這一切似命中注定。
顧嚴垂下手,在桌下拉過時譽,十指相扣。
……
時煊也是行動派,這還在過年假期,立馬就給檔案室的值班人員打了電話,下午拿到了鑰匙。
時煊把戴郁薇送回了她父母家,時譽不肯回去要跟著,三人就一起去了檔案辦公室。
絕密資料是單獨封存的,沒有授權進不去。同時,內部網授權也能調取電子版本。
時煊把電子和紙質都打開了來。
調取資料都會留下記錄,時煊原本就有權限,加上還是犧牲者的血親家屬,沒什麼問題。
顧嚴查看電腦上的一頁頁記錄,時譽在低頭翻閱紙質版,這是他第一次直面父母生前的最後記錄。
和時煊說的沒什麼差別。
顧嚴又看了看那逃犯的資料檔案,那人叫刁銀元,有涉毒背景,參與過毒品交易,後來在逃被追捕。

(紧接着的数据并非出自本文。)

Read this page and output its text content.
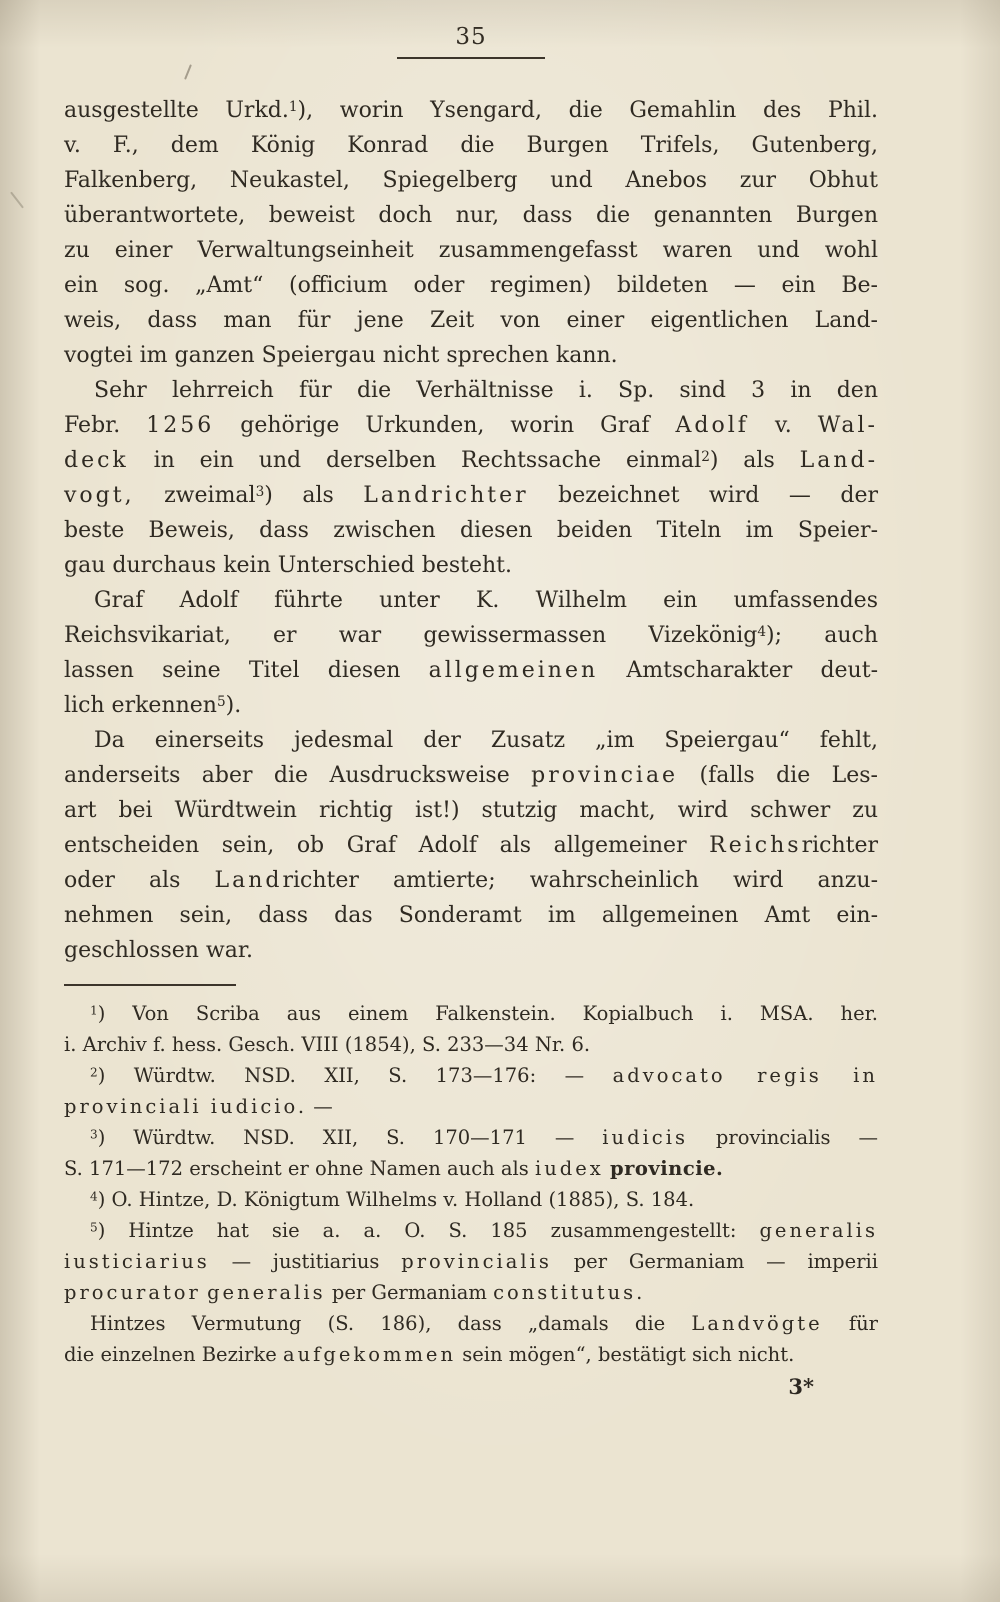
35
ausgestellte Urkd.$^1$), worin Ysengard, die Gemahlin des Phil.
v. F., dem König Konrad die Burgen Trifels, Gutenberg,
Falkenberg, Neukastel, Spiegelberg und Anebos zur Obhut
überantwortete, beweist doch nur, dass die genannten Burgen
zu einer Verwaltungseinheit zusammengefasst waren und wohl
ein sog. „Amt“ (officium oder regimen) bildeten — ein Be-
weis, dass man für jene Zeit von einer eigentlichen Land-
vogtei im ganzen Speiergau nicht sprechen kann.
Sehr lehrreich für die Verhältnisse i. Sp. sind 3 in den
Febr. 1256 gehörige Urkunden, worin Graf Adolf v. Wal-
deck in ein und derselben Rechtssache einmal$^2$) als Land-
vogt, zweimal$^3$) als Landrichter bezeichnet wird — der
beste Beweis, dass zwischen diesen beiden Titeln im Speier-
gau durchaus kein Unterschied besteht.
Graf Adolf führte unter K. Wilhelm ein umfassendes
Reichsvikariat, er war gewissermassen Vizekönig$^4$); auch
lassen seine Titel diesen allgemeinen Amtscharakter deut-
lich erkennen$^5$).
Da einerseits jedesmal der Zusatz „im Speiergau“ fehlt,
anderseits aber die Ausdrucksweise provinciae (falls die Les-
art bei Würdtwein richtig ist!) stutzig macht, wird schwer zu
entscheiden sein, ob Graf Adolf als allgemeiner Reichsrichter
oder als Landrichter amtierte; wahrscheinlich wird anzu-
nehmen sein, dass das Sonderamt im allgemeinen Amt ein-
geschlossen war.
$^1$) Von Scriba aus einem Falkenstein. Kopialbuch i. MSA. her.
i. Archiv f. hess. Gesch. VIII (1854), S. 233—34 Nr. 6.
$^2$) Würdtw. NSD. XII, S. 173—176: — advocato regis in
provinciali iudicio. —
$^3$) Würdtw. NSD. XII, S. 170—171 — iudicis provincialis —
S. 171—172 erscheint er ohne Namen auch als iudex provincie.
$^4$) O. Hintze, D. Königtum Wilhelms v. Holland (1885), S. 184.
$^5$) Hintze hat sie a. a. O. S. 185 zusammengestellt: generalis
iusticiarius — justitiarius provincialis per Germaniam — imperii
procurator generalis per Germaniam constitutus.
Hintzes Vermutung (S. 186), dass „damals die Landvögte für
die einzelnen Bezirke aufgekommen sein mögen“, bestätigt sich nicht.
3*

顧嚴停在那頁反覆翻看,圖片放大又還原,湊近了屏幕又坐遠。
「怎麼了?看出什麼來了?」時煊問。
「這人,好像在哪裡見過。」顧嚴眉頭深鎖。
「當然見過,那時候就是他挾持你的。你能記得我媽,對他一定也印象深刻。」
顧嚴搖搖頭: 「不是那種印象。他的家庭背景資料呢?我看看。」
「都在裡邊的,你沒看到嗎?」
確實一併記錄在案,只是一句話帶過了,顧嚴看太急,一眼跳過了。
上面寫著:父母離異,兄弟倆各跟一人。
「他還有個兄弟?」顧嚴急忙掏出手機,翻出一人的照片, 「你看他們倆像不像兄弟?」
照片裡是給時譽投毒的那人。
「非要說像的話,也像,高顴骨短下巴。可是這人太瘦了些吧,這樣一看又不大像了。眼睛也不像,有點勉強。」時煊仔細辨認了一下,摸著下巴叨叨道, 「你不會是懷疑他們是倆兄弟,所以他給時譽投毒是……報復?!」
「我也不確定,只是實在想不到無緣無故為什麼會針對時譽。」
顧嚴沉思著: 「我們先來假設一下,如果,投毒的人就是刁銀元的兄弟,不知道為什麼他注意到了時譽,也不知道為什麼他認定時譽就是叔叔阿姨的兒子,然後他為了報復叔叔阿姨當年追捕他兄弟,所以就對時譽下毒了。」